All of these measures would reduce the overall extent of inequality in society and at the same time allow individual merit to have a greater effect on economic outcomes. Such fundamental change in the distribution of societal resources and opportunity, however, are predicated on the assumption that these goals would be widely seen as both desirable and politically feasible.

    It is generally acknowledged that a pure meritocracy is probably impossible to achieve. What is less generally acknowledged is that such a system may not be entirely desirable. The limits and dangers of a system operating purely on the basis of merit were dramatically portrayed in The Rise of the Meritocracy (1961), a novel by British sociologist Michael Young. Young envisioned a society in which those at the top of the system ruled autocratically with a sense of righteous entitlement while those at the bottom of the system were incapable of protecting themselves against the abuses leveled against them from the merit elite above. Instead of a fair and enlightened society, the meritocracy became cruel and ruthless.

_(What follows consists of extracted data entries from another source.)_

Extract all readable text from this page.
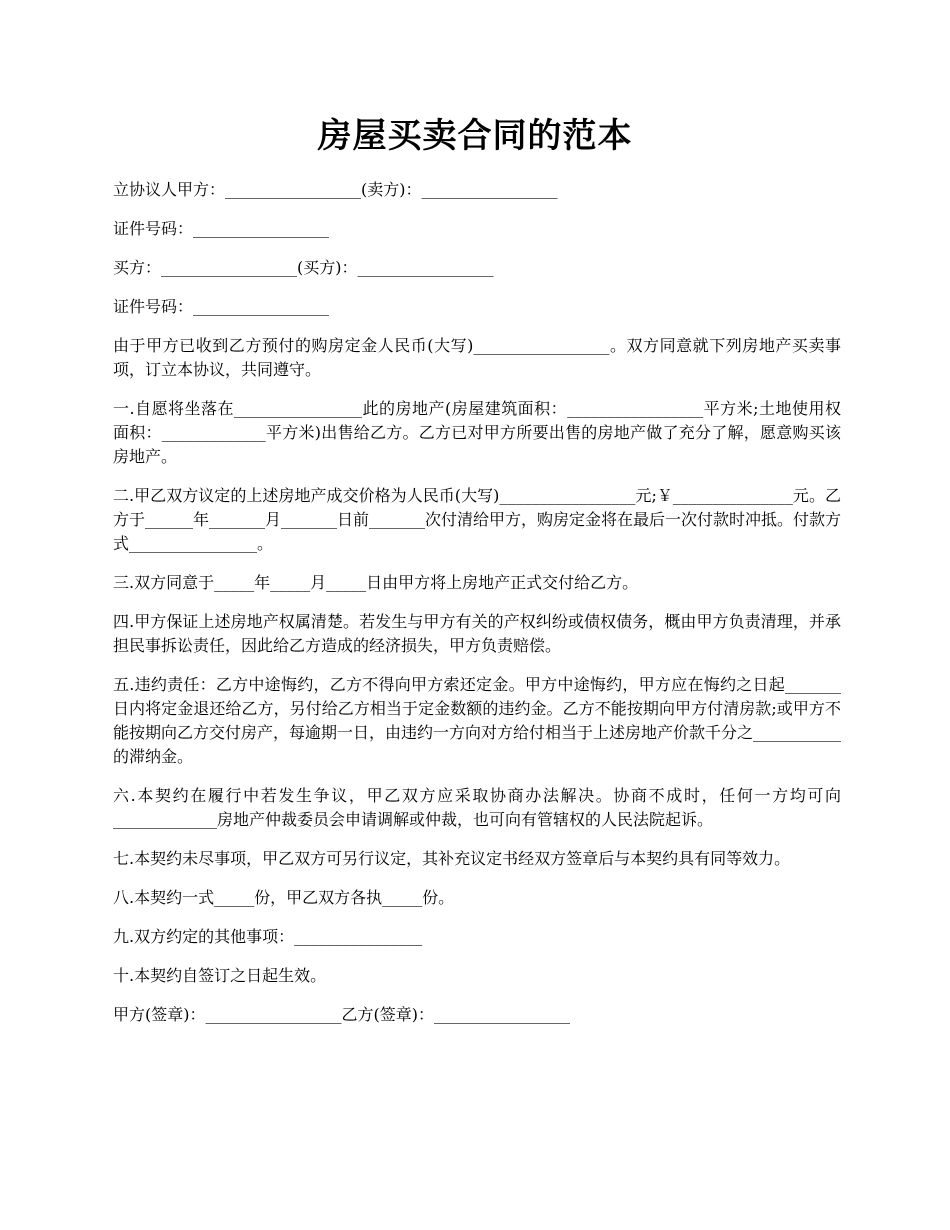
房屋买卖合同的范本

立协议人甲方：_________________(卖方)：_________________

证件号码：_________________

买方：_________________(买方)：_________________

证件号码：_________________

由于甲方已收到乙方预付的购房定金人民币(大写)_________________。双方同意就下列房地产买卖事项，订立本协议，共同遵守。

一.自愿将坐落在________________此的房地产(房屋建筑面积：_________________平方米;土地使用权面积：_____________平方米)出售给乙方。乙方已对甲方所要出售的房地产做了充分了解，愿意购买该房地产。

二.甲乙双方议定的上述房地产成交价格为人民币(大写)_________________元;￥_______________元。乙方于______年_______月_______日前_______次付清给甲方，购房定金将在最后一次付款时冲抵。付款方式________________。

三.双方同意于_____年_____月_____日由甲方将上房地产正式交付给乙方。

四.甲方保证上述房地产权属清楚。若发生与甲方有关的产权纠纷或债权债务，概由甲方负责清理，并承担民事拆讼责任，因此给乙方造成的经济损失，甲方负责赔偿。

五.违约责任：乙方中途悔约，乙方不得向甲方索还定金。甲方中途悔约，甲方应在悔约之日起_______日内将定金退还给乙方，另付给乙方相当于定金数额的违约金。乙方不能按期向甲方付清房款;或甲方不能按期向乙方交付房产，每逾期一日，由违约一方向对方给付相当于上述房地产价款千分之___________的滞纳金。

六.本契约在履行中若发生争议，甲乙双方应采取协商办法解决。协商不成时，任何一方均可向_____________房地产仲裁委员会申请调解或仲裁，也可向有管辖权的人民法院起诉。

七.本契约未尽事项，甲乙双方可另行议定，其补充议定书经双方签章后与本契约具有同等效力。

八.本契约一式_____份，甲乙双方各执_____份。

九.双方约定的其他事项：________________

十.本契约自签订之日起生效。

甲方(签章)：_________________乙方(签章)：_________________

    One possible advantage of a nonmeritocratic society is that at any point in time there are, for whatever combination of reasons, at least some of those at the top of the system who are less capable and competent than at least some of those at the bottom. Such discrepancies should render humility for those at the top and hope and dignity for those at the bottom. But this can only happen if it is widely acknowledged that inheritance, luck, and a variety of other circumstances beyond the control of individuals are important in affecting where one ends up in the system. While meritocracy may be neither possible nor even desirable, we argue that the myth of meritocracy is itself harmful because by discounting the most important causes of inequality, it leads to unwarranted exaltation of the rich and unwarranted condemnation of the poor. We may always have the rich and poor among us, but we need neither exalt the former nor condemn the latter.